When the mice brains were later evaluated at 11 months (at a time when disease pathology is usually present), cytokine levels in the mice receiving the drug were restored to normal levels and their synapses were functioning normally. The inflammatory cytokine levels of the mice not receiving the drug, however, were still at abnormally high levels, and the mice had misfiring synapses.
“The drug protected against the damage associated with learning and memory impairment,” Van Eldik noted. “Giving this drug before Alzheimer’s memory changes are at a late stage may be a promising future approach to therapy.”

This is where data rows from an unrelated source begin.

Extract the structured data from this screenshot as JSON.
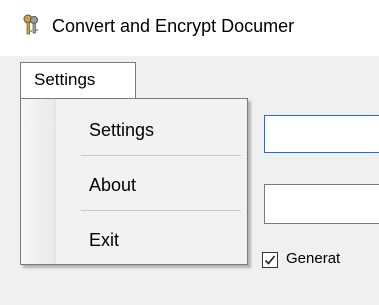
{
  "window": {
    "title": "Convert and Encrypt Documer",
    "icon": "keys-icon"
  },
  "menubar": {
    "settings_label": "Settings"
  },
  "dropdown": {
    "items": [
      {
        "label": "Settings"
      },
      {
        "label": "About"
      },
      {
        "label": "Exit"
      }
    ]
  },
  "form": {
    "field1_value": "",
    "field2_value": "",
    "checkbox_label": "Generat",
    "checkbox_checked": true
  },
  "colors": {
    "focus_border": "#1e6fd4",
    "menu_background": "#f2f2f2"
  }
}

DRUG INHIBITS MULTIPLE SCLEROSIS DEVELOPMENT
In M.S., overproduction of the proinflammatory cytokines damage the central nervous system and the brain. The proteins directly or indirectly destroy the insulation or coverings of the nerve cells that transmit signals down the spinal cord. When the insulation is stripped, messages aren’t properly conducted down the spinal cord.
When mice that were induced to develop an M.S.-like disease received MW151 orally, they did not develop disease as severe.

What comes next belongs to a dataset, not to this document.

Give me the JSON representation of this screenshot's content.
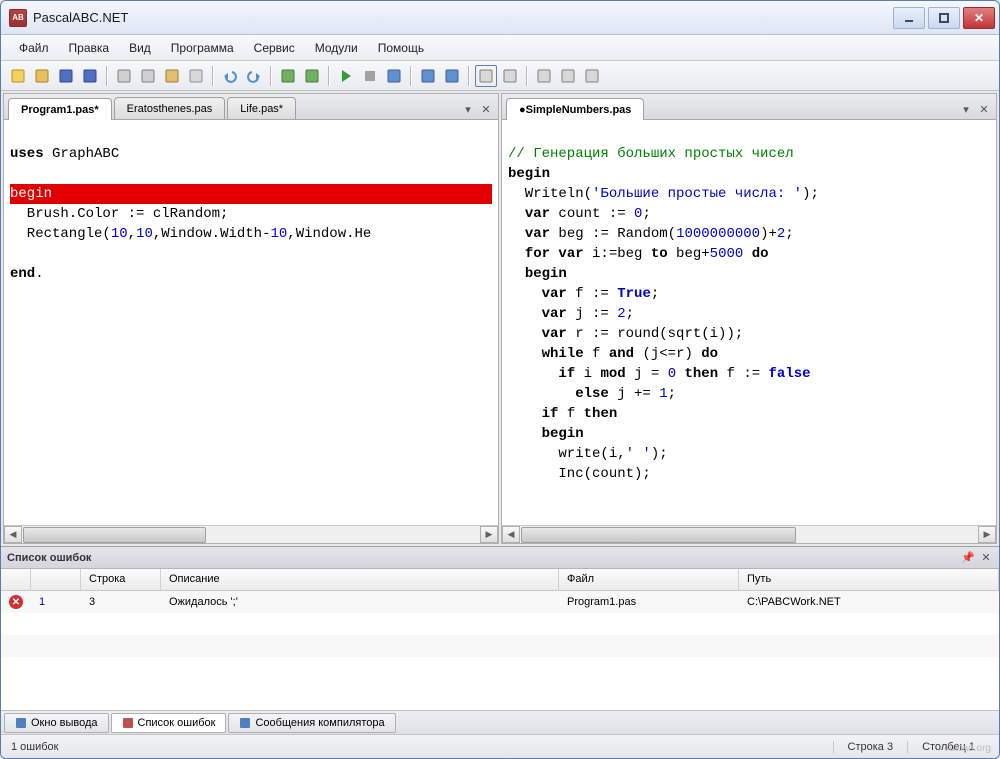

“We inhibited the development of the disease,” said William Karpus, the Marie A. Fleming Research Professor of Pathology at the Feinberg School. “Now we need to learn if the drug can prevent relapses of M.S.” That study is ongoing in mice and the results will determine whether a patient trial will be planned.
The only current oral drug treatment for M.S. acts at the level of the lymph nodes, Karpus said. Because the brain is the site of the inflammation and damage, a drug that works in the brain is an ideal therapy.
DRUG PROTECTS BRAIN AFTER TRAUMATIC BRAIN INJURY
After a traumatic brain injury, the glia cells in the brain become hyperactive and release a continuous cascade of proinflammatory cytokines that — in the long term — can result in cognitive impairment and epilepsy. As a result of this hyperactivity, researchers believe the brain is more susceptible to serious damage following a second neurological injury.
In a study with mice, Mark Wainright, M.D., professor of pediatric neurology at Northwestern’s Feinberg School and a physician at the Ann & Robert H. Lurie Children’s Hospital of Chicago, showed that when MW151 is given during an early therapeutic window three to six hours after the injury, it blocks glial activation and prevents the flood of proinflammatory cytokines after a traumatic brain injury.
“If you took a drug like this early on after traumatic brain injury or a even a stroke, you could possibly prevent the long-term complications of that injury including the risk of seizures, cognitive impairment and, perhaps, mental health issues,” Wainwright said.
Stroke also causes inflammation in the brain that may also be linked to long-term complications including epilepsy and cognitive deficits. As in traumatic brain injury, this inflammatory response is part of the recovery mechanisms used by the brain, so the use of brief and focused treatments like MW151 could prevent the harmful effects of inflammation while allowing the protective effects to occur unimpeded.
In another study, Wainwright showed MW151, when given after a traumatic brain injury, prevented the increased risk of epileptic seizures.
The study was supported by funds from the American Health Assistance Foundation, an Alzheimer’s Association Zenith award, a gift from the Kleberg Foundation and grants P01 AG005119 and R01 AG027297 from the National Institute on Aging of the National Institutes of Health and R01 NS056051 from the National Institute of Neurological Disorders and Stroke from the National Institutes of Health and S10 RR026489 from the National Institutes of Health.